La consecuencia es concreta: si aterriza en Atenas rumbo a Míconos o Tinos, puede embarcar el mismo día; si su isla sale de El Pireo y aterriza al final del día, la noche en Atenas no es una opción, es una etapa. El eslabón más frágil de todo el viaje es ese trayecto, porque el avión espera y el ferry no: una hora de retraso en la llegada puede costar una jornada entera. Un traslado reservado con antelación entre el aeropuerto y el puerto elimina la parte del problema que sí depende de usted — el tiempo de buscar taxi o el muelle correcto — y ahí es donde vale su precio, no en otro sitio.

Por último, el avión. 6 islas de las Cícladas tienen aeropuerto: Santorini, Míconos, Paros, Naxos, Milos y Syros. Pero solo 2 reciben vuelos internacionales directos, Santorini y Míconos — lo que explica buena parte de sus cifras de visitantes, y nada tiene que ver con su ambiente. Las otras cuatro pasan por Atenas, en 35 a 45 minutos de vuelo, todo el año, con Aegean, Olympic Air y SKY express.

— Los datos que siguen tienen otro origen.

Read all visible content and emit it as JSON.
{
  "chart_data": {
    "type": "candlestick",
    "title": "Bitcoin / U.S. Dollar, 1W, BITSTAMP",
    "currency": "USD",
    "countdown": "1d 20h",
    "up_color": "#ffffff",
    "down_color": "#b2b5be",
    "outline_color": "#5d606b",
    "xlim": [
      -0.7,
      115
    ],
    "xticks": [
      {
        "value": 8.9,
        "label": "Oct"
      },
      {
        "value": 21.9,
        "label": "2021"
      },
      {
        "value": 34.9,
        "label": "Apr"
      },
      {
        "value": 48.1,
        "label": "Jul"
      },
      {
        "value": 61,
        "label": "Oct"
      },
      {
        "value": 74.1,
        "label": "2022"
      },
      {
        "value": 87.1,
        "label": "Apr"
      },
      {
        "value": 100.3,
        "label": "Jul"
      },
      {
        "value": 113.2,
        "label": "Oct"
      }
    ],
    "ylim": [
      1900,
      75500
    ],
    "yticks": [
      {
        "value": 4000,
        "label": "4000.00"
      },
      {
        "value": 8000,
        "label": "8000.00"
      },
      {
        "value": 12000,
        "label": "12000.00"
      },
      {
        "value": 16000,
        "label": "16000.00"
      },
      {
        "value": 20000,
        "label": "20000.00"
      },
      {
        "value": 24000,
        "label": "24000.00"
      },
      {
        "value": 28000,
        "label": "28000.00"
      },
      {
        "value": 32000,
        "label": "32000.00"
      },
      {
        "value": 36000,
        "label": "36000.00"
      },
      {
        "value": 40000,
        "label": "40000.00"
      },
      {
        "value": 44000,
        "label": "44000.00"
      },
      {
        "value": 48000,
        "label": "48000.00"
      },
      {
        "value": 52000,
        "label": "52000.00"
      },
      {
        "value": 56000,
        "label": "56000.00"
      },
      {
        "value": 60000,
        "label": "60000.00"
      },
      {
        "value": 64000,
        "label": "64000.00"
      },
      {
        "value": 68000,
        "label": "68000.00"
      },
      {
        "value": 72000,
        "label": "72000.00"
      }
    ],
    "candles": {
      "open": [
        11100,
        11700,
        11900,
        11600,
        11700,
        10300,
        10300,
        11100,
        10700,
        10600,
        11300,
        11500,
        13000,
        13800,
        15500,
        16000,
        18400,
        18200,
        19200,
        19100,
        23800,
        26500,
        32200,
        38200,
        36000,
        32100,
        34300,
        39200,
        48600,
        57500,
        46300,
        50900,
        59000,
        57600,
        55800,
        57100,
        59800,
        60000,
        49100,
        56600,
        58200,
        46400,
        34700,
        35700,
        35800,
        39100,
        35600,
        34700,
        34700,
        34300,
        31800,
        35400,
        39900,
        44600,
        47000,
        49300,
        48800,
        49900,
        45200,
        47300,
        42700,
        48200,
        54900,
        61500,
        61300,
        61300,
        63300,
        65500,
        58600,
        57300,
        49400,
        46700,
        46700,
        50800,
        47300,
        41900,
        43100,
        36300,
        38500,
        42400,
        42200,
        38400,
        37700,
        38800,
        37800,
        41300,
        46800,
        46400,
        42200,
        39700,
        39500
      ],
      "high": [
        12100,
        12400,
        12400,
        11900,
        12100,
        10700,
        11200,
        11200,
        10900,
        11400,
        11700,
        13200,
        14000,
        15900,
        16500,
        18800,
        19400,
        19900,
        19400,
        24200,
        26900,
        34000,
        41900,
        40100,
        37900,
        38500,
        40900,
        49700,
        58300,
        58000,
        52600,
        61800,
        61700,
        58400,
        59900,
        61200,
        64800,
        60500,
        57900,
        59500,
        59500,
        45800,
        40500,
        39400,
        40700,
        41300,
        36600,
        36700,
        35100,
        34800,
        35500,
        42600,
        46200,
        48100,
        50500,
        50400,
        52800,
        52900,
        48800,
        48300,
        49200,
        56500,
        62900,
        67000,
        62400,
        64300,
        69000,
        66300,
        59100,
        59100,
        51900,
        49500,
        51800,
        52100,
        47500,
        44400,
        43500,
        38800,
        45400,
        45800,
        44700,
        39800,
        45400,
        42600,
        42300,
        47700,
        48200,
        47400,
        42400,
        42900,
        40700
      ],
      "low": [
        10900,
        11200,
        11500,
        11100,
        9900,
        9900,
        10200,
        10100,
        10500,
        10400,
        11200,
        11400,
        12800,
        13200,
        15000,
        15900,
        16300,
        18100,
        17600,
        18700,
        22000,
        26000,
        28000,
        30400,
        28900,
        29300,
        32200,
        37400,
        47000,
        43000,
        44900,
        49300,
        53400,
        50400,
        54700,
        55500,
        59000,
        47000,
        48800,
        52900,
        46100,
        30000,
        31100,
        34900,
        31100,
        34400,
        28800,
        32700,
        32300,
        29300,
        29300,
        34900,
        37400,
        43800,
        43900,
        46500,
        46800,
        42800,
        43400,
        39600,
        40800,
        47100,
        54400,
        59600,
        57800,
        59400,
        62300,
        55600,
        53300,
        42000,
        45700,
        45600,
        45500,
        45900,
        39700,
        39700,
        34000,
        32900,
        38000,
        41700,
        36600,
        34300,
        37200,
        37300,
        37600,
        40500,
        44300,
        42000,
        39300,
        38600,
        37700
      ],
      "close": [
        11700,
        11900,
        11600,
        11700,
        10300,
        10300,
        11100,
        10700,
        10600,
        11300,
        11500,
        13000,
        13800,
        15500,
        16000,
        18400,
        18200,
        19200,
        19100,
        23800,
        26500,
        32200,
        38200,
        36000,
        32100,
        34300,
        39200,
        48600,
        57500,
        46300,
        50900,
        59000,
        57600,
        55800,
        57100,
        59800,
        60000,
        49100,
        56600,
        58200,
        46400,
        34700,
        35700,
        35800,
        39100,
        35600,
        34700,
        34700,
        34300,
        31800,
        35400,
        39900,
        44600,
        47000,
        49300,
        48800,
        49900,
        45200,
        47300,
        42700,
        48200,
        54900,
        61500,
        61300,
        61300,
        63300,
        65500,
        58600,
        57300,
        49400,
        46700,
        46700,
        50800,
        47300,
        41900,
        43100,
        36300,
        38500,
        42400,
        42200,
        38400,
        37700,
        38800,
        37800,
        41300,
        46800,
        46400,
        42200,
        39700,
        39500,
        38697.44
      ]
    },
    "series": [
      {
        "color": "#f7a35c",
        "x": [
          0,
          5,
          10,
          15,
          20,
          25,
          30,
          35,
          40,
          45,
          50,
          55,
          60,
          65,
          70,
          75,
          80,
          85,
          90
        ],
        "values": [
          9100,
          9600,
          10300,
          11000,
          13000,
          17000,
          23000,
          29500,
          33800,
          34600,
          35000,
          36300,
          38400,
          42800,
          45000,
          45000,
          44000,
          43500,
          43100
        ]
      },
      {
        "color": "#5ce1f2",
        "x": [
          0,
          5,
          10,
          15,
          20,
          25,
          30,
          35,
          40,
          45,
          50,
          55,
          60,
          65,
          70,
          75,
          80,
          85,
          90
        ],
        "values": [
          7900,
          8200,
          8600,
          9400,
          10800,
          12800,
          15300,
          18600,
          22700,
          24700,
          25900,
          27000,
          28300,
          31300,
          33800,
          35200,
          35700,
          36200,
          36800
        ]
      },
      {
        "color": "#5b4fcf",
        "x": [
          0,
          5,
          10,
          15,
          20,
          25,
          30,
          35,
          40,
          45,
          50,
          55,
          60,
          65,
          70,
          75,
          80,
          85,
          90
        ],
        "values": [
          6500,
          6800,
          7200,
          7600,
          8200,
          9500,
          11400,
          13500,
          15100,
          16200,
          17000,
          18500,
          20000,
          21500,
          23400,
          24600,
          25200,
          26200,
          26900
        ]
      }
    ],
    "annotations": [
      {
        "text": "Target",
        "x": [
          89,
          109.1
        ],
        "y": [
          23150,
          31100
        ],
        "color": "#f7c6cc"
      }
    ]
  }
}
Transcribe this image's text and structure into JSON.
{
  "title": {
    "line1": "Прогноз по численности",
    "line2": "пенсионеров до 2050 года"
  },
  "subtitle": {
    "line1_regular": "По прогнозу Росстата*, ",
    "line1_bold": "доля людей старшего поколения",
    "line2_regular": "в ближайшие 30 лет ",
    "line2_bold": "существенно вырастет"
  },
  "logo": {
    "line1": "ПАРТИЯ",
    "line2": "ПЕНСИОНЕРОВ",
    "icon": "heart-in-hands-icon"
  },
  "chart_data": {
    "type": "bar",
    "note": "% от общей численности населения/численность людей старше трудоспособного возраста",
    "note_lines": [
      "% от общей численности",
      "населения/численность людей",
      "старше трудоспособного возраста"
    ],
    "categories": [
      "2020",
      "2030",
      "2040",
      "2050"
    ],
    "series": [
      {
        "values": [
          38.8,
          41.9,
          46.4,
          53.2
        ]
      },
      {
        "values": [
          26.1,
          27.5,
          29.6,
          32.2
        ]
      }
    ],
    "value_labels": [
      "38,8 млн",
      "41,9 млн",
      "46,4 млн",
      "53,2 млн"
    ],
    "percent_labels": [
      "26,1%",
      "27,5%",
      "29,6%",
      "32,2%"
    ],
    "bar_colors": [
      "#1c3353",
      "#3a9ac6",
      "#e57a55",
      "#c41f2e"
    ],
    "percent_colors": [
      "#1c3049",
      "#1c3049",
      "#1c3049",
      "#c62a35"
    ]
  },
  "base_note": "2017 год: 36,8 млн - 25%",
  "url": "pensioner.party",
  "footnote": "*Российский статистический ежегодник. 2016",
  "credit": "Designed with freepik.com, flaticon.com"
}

Paros podría entrar en la lista corta, y eso es cosa de seguir, no de dar por hecho. La isla construye una terminal de 12.117 m² que sustituiría a los 745 m² actuales — más de 16 veces la superficie — en una obra de más de 41 millones de euros, con entrega anunciada por fases para el verano de 2026, lo que abriría las operaciones internacionales. Los vuelos no se han interrumpido durante las obras. Lo escribimos como un estado fechado a 27 de agosto de 2026: una terminal anunciada no es una ruta aérea abierta, y conviene comprobar que exista realmente un vuelo directo antes de montar un viaje sobre ello.

Entonces, ¿cuál? — tres respuestas según lo que no quiera perderse

Primer viaje, una semana, ganas de ver varias islas. Tome Paros o Naxos como base, y una sola vecina. Naxos si quiere una isla de verdad con montaña, pueblos del interior y acceso a las Pequeñas Cícladas; Paros si quiere los saltos más cortos y, quizá, el nuevo aeropuerto. En ambos casos conserva la elección cada mañana en vez de congelarla tres meses antes.

Viene por Santorini. Vaya — pero duerma en la isla, y apunte a temporada media. El tope de cruceristas cambió el día, no la tarde: Fira respira mejor a mediodía que hace dos años, Oia está tan llena como siempre al atardecer. Y sepa que Santorini es una terminal: salir de allí hacia una isla concreta exige más paciencia de la que sugiere el mapa.

Viene por la calma. Folegandros, Sikinos, Amorgós y Kímolos cumplen todas su promesa, y con creces. Pero una por viaje, a mitad de estancia, y con una jornada de margen antes del vuelo de vuelta. Ese es el precio de la calma, y se paga en flexibilidad, no en dinero.

Algo sigue siendo cierto elija la isla que elija: no encadene nunca una noche no reembolsable a un barco. Consulte las salidas la misma mañana en lugar de la víspera, deje la última noche en un nodo o en Atenas, y acepte de antemano que una etapa puede caerse. Las Cícladas no premian los programas rígidos — es el mismo viento el que hace su luz y el que cancela los barcos.

Un último ejemplo, porque resume todo el artículo. Delos, la isla santuario frente a Míconos, solo se visita en barco: no tiene hoteles ni puerto de línea, y se accede únicamente en una lanzadera desde Míconos. Es uno de los yacimientos más extraordinarios del Mediterráneo, y la visita se reserva con antelación porque las salidas son pocas. Es también la excursión más cancelada de todo el archipiélago cuando arrecia el meltemi — la demostración, una última vez, de que en las Cícladas decide el barco.